Sicher, die historische Radrennbahn ist einmalig in Bayern. Aber soll die Stadt angesichts des Schuldenbergs von fast zwei Milliarden Euro tatsächlich eine marode Radrennbahn erhalten, die in einigen Jahren zusammenbricht? Soll es tatsächlich eine Musealisierung der Radrenngeschichte an dieser Stelle geben? Schon jetzt sind alle städtischen Museen unterfinanziert. Das Geld reicht nicht, weil die Stadt sehr viele Denkmäler hat. Allein das Reichsparteitagsgelände kostet jedes Jahr Millionen an Unterhalt. Auch das Spielzeugmuseum, was für den Tourismus in Nürnberg wichtig wäre, wartet seit 25 Jahren auf einen Erweiterungsbau. Wäre die Schaffung von Wohnraum in einem naturnahen Umfeld nicht viel wichtiger als eine Ausstellung von alten Rennrädern und historischen Eintrittskarten? Immerhin will die Stadt auch einen kleinen Teil der Radrennbahn aus Erinnerungsgründen erhalten. Das neue Baugebiet wäre gut erschlossen und würde in diesem Bereich dafür sorgen, dass der ÖPNV besser ausgelastet ist.
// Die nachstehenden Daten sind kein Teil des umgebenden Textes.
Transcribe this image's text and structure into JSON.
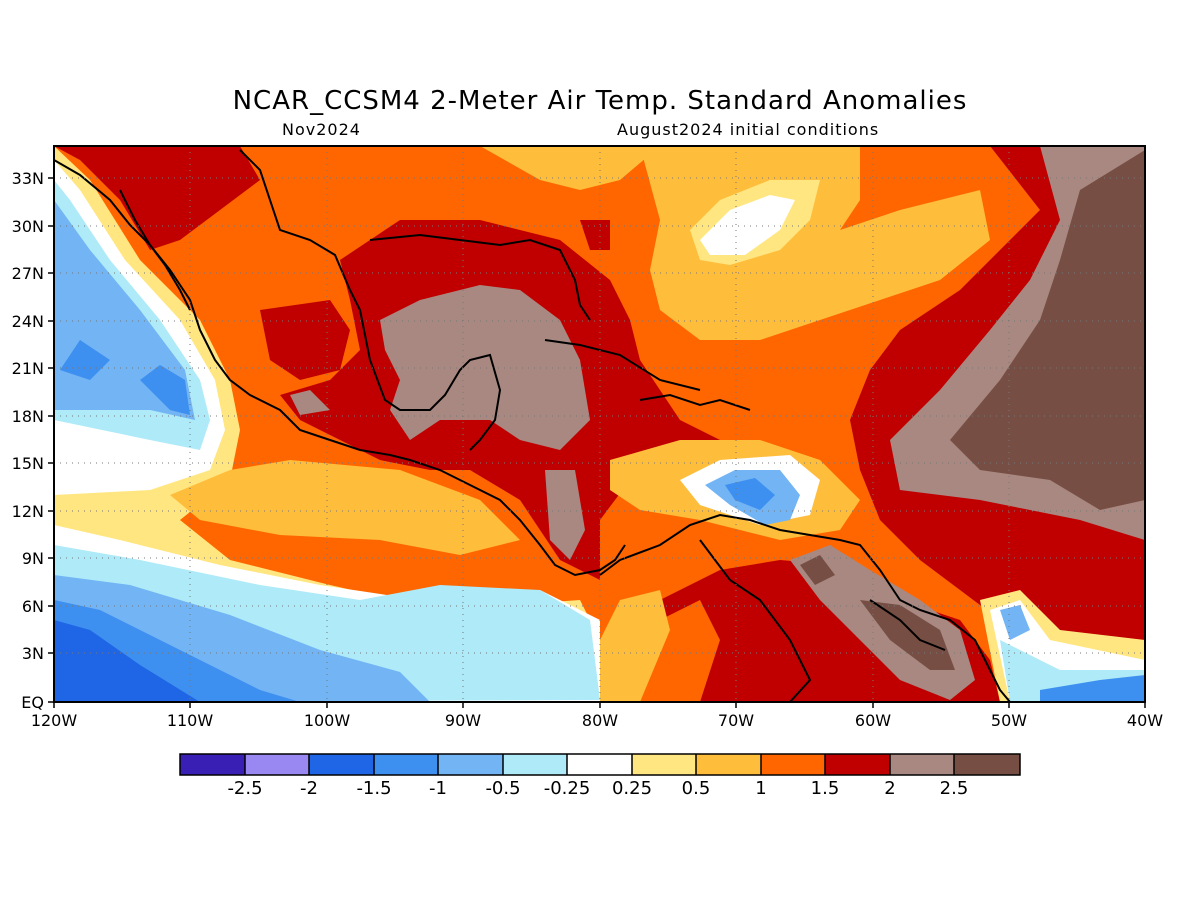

Der teure Stillstand: Wie Klagen den Wohnungsbau behindern
Dass die Betroffenen bei städtischen Entscheidungen mitreden dürfen, ja müssen, ist elementar wichtig. Die Stadt hat aber die Pflicht, eine Gesamtverantwortung zu übernehmen. Dazu gehört eben auch die Schaffung von bezahlbaren Wohnraum. Es kann nicht sein, dass der Klimawandel und der Denkmalschutz dazu missbraucht werden, die eigene Idylle zu pflegen. Wohnungssuchende haben in dieser Perspektive keine Chance. Betroffen sind junge Familien, Studierende, aber auch Einkommensschwächere, die unter den hohen Mieten leiden und keine Wohnung mehr finden. Die Initiative in Reichelsdorf beschreitet jetzt den juristischen Weg, um die neuen 220 Wohnungen zu verhindern. Bei den Klagen vor dem Verwaltungsgericht geht es vor allem um Formfragen, weil die Stadtverwaltung inhaltlich alles abgearbeitet hat. Die Klagen sorgen für eine zeitliche Verzögerung, sodass das Projekt teurer wird. Schon jetzt wurde jede Wohnung um 10.000 Euro teurer, weil ein Gutachten nach dem anderen eingefordert wurde. Das ist derzeit der einfachste Weg, etwas zu verhindern: Es wird so lange geklagt, bis das Projekt zu teuer wird, so dass es nicht mehr realisierbar ist. Das ist Stillstand in einer Stadtgesellschaft, den die jüngere Generation einmal ausbaden muss. Wohnungen, die heute nicht gebaut werden, fehlen morgen.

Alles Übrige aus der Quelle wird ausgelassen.